Studies show that 93% of online experiences start with a search engine query, which adds up to more than 100 billion global searches every month. There are roughly 4.5 billion web pages in existence, and when an Internet user is looking for one particular result, a search engine like Google will use a complex algorithm to scan those billions of pages.
Websites, search engines, and the algorithms that link the two are all created by people, and unfortunately, many have cultural biases. New evidence has come to light showing that search engines tend to reinforce social stereotypes.
In one example, an MBA student named Bonnie Kamona reported that upon searching for “unprofessional hair for work,” Google produced a set of images that was almost exclusively made up of women of color. Her search for “professional hair” provided images of nearly all white women.
Another Internet user shared that her image search for “three black teenagers” revealed countless mug shots, while a search for “three white teenagers” resulted in pictures of young white people smiling and enjoying themselves.
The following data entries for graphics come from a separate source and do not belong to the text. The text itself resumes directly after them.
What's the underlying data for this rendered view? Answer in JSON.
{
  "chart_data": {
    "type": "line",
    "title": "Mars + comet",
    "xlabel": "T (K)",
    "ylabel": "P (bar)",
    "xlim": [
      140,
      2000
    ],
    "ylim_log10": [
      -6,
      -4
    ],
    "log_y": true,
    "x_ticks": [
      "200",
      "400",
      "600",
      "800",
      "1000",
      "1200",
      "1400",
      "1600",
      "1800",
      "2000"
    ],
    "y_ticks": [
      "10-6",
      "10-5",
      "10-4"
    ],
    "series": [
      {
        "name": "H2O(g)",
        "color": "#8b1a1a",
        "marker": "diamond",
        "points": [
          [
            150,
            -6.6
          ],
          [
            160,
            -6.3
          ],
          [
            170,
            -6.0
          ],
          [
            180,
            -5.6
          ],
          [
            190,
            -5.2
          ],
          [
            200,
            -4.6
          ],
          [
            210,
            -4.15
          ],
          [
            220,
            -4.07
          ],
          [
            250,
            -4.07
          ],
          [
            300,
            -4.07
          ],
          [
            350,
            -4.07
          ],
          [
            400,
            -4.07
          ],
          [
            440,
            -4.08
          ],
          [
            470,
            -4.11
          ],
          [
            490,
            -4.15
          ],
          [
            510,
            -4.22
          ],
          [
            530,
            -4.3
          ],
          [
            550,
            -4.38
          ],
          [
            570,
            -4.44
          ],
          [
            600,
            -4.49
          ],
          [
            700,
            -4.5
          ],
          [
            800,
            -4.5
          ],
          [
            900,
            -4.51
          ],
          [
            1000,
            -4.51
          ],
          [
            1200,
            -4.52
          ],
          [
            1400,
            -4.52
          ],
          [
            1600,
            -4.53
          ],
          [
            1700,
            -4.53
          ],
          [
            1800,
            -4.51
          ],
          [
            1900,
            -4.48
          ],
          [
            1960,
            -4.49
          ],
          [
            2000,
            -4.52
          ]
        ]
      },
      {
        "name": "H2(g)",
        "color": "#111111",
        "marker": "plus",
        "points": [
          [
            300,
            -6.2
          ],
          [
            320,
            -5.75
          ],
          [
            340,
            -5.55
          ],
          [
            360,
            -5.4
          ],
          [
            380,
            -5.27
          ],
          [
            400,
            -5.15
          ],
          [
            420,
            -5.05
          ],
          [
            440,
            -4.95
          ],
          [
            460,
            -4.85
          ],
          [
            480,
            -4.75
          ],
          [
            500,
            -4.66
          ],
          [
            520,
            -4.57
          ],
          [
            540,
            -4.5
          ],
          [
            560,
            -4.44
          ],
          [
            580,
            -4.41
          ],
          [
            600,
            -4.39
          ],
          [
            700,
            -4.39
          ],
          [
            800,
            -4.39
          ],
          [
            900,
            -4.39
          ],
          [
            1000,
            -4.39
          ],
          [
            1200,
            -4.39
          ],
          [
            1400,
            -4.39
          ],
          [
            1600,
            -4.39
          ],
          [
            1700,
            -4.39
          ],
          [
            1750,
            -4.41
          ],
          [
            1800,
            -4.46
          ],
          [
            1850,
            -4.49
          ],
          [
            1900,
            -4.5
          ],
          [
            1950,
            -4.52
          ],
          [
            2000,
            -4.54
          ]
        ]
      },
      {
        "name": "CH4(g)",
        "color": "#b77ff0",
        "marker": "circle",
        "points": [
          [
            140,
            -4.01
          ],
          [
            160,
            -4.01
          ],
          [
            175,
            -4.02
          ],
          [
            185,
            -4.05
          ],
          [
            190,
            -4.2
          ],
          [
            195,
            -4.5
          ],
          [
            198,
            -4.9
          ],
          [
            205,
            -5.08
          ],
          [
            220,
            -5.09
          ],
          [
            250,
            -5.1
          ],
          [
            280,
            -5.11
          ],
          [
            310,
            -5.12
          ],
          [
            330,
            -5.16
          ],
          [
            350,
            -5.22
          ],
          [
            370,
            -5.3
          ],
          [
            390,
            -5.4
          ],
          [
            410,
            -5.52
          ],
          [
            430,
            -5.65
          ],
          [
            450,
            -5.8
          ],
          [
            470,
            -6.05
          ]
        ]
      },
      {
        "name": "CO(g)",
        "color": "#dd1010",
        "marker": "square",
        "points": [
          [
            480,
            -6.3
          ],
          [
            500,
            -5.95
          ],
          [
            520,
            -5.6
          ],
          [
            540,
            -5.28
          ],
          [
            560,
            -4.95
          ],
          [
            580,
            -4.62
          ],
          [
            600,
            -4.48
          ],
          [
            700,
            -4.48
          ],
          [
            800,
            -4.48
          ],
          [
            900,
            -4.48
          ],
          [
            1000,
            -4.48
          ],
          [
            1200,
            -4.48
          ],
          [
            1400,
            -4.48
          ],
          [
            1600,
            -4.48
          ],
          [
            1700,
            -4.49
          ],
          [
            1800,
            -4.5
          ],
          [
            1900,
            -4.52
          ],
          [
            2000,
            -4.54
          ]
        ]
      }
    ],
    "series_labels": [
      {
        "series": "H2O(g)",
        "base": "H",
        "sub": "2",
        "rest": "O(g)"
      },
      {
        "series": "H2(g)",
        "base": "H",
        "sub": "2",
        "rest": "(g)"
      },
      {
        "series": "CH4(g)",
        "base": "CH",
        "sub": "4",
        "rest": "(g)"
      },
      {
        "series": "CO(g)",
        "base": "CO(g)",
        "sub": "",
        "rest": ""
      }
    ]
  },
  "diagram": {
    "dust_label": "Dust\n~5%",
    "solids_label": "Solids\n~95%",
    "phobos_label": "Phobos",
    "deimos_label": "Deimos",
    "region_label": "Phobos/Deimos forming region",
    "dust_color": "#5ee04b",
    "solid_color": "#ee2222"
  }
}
These two experiences are consistent with professional research on search engine bias. In one such study, researchers conducted Google image searches for specific professions and compared the gender distributions in the pictures with those documented in U.S. labor statistics.
For example, more men than women were shown in image results depicting “doctors.” The ratio of male to female doctors in real life was clearly not represented in the Google search results. The same inaccuracy could be found in a search for “nurses.” Put simply, the researchers discovered that image search engines were exaggerating gender stereotypes.
Because a search engine is powered by an algorithm and not a free thinking human being, establishing a solution isn’t as simple as telling Google to present less “stereotypical” results. The problem is more deeply rooted than that.
Jahna Otterbacher, an assistant professor of social information systems at the Open University in Nicosia, Cyprus, suggested that search engine developers must begin to “think critically about each stage of the engineering process and how and why biases could enter them.”
Otterbacher also suggested that developers create automated bias detection methods in order to determine if bias is present in a set of results.
“Like us, algorithms can be biased,” she said. “The reasons can be complicated – bad or biased training data, reliance on proxies, biased user feedback – and the ways to address them may look little like the ways we address the biases in ourselves.”